La documentation

CONCERTATIONS ET ENQUÊTE PUBLIQUE

Concertation 2010-2011

En 2010 le ministère de l’Écologie, de l’Énergie, du Développement Durable et de la Mer a confié aux MDPA (Mines de Potasse d’Alsace) le soin d’organiser une concertation locale sur les différents scénarios de fermeture du stockage souterrain StocaMine et leurs enjeux, préalablement au dépôt du dossier de fermeture du site.

La concertation a eu lieu avec la mise en place d’un comité de pilotage constitué d’experts nommés par tous les collèges représentés à la Commission Locale d’Information et de Surveillance (CLIS) de StocaMine. Il était présidé par le Préfet du Haut-Rhin.

Elle a également donné lieu à des réunions publiques, à la diffusion d’une lettre d’information et à la création d’un site Internet, mis à jour régulièrement.

Sur la base des études sur la fermeture du site, conduites notamment par l’INERIS (Institut National de l’Environnement Industriel et des Risques), et de la concertation réalisée, plusieurs scénarios de fermeture ont été présentés fin 2011 au comité de pilotage.

L’État a fait le choix fin 2012 d’une solution de fermeture de StocaMine après déstockage partiel de 56 % du mercure contenu dans le stockage.

Concertation 2013-2014

En mai 2013 l’État a demandé aux MDPA (Mines de Potasse d’Alsace) d’engager une nouvelle concertation sous l’égide d’un garant nommé par la Commission Nationale du Débat Public et présentant cinq scénarios de déstockage et de fermeture qu’il a choisis. La concertation a été accompagnée par un membre du Conseil Général de l’Environnement et du Développement Durable (CGEDD) représentant l’État.

Elle s’est déroulée du 15 novembre 2013 au 15 février 2014.

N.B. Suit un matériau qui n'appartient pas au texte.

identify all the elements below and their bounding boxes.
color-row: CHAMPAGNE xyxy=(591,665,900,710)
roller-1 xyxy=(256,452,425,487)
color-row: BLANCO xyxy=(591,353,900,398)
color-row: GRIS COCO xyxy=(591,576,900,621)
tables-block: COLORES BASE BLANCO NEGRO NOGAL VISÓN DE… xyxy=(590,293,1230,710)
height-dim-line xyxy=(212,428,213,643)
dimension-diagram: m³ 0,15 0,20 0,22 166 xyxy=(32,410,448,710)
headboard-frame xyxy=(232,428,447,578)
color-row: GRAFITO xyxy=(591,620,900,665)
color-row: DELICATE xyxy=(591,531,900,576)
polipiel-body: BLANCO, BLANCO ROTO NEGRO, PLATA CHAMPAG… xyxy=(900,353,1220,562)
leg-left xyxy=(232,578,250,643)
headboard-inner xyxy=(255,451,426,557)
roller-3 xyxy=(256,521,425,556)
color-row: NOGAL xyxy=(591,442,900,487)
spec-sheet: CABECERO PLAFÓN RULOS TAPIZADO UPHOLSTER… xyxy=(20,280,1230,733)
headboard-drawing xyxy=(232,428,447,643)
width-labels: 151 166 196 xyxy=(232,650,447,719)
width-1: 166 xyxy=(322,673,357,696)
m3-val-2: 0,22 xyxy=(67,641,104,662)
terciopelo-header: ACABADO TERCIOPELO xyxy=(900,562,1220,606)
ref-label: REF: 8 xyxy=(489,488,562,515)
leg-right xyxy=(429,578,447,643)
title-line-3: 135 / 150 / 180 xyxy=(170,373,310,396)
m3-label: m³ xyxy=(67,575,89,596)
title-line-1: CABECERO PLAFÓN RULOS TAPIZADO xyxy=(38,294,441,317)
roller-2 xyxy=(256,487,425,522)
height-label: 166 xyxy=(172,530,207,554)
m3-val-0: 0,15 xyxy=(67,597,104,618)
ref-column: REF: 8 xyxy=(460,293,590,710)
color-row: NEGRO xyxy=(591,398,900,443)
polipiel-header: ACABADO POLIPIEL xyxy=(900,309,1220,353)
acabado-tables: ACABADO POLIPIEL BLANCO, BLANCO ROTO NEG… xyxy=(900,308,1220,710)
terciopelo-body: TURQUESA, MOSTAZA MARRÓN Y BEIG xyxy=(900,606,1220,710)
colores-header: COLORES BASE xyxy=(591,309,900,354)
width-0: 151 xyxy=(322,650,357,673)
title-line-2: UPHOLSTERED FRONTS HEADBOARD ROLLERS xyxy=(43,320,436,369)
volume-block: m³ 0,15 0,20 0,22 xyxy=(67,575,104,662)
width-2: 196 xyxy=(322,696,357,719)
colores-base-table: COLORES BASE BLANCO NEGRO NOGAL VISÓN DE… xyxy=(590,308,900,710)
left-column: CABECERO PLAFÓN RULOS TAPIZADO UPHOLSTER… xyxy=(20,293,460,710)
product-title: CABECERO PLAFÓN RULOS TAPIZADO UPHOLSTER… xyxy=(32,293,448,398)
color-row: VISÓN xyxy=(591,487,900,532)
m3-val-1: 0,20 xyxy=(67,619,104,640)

Elle a donné lieu à trois réunions publiques (Wittenheim, Wittelsheim et Ensisheim), à une réunion technique d’approfondissement avec les associations, à la publication d’un dossier de concertation présentant les scénarios de déstockage, à une brochure d’information diffusée en 25 000 exemplaires dans les boîtes aux lettres des habitants de douze communes autour de StocaMine et à l’ouverture d’un site internet dédié permettant de poser ses questions et de recevoir des réponses des MDPA.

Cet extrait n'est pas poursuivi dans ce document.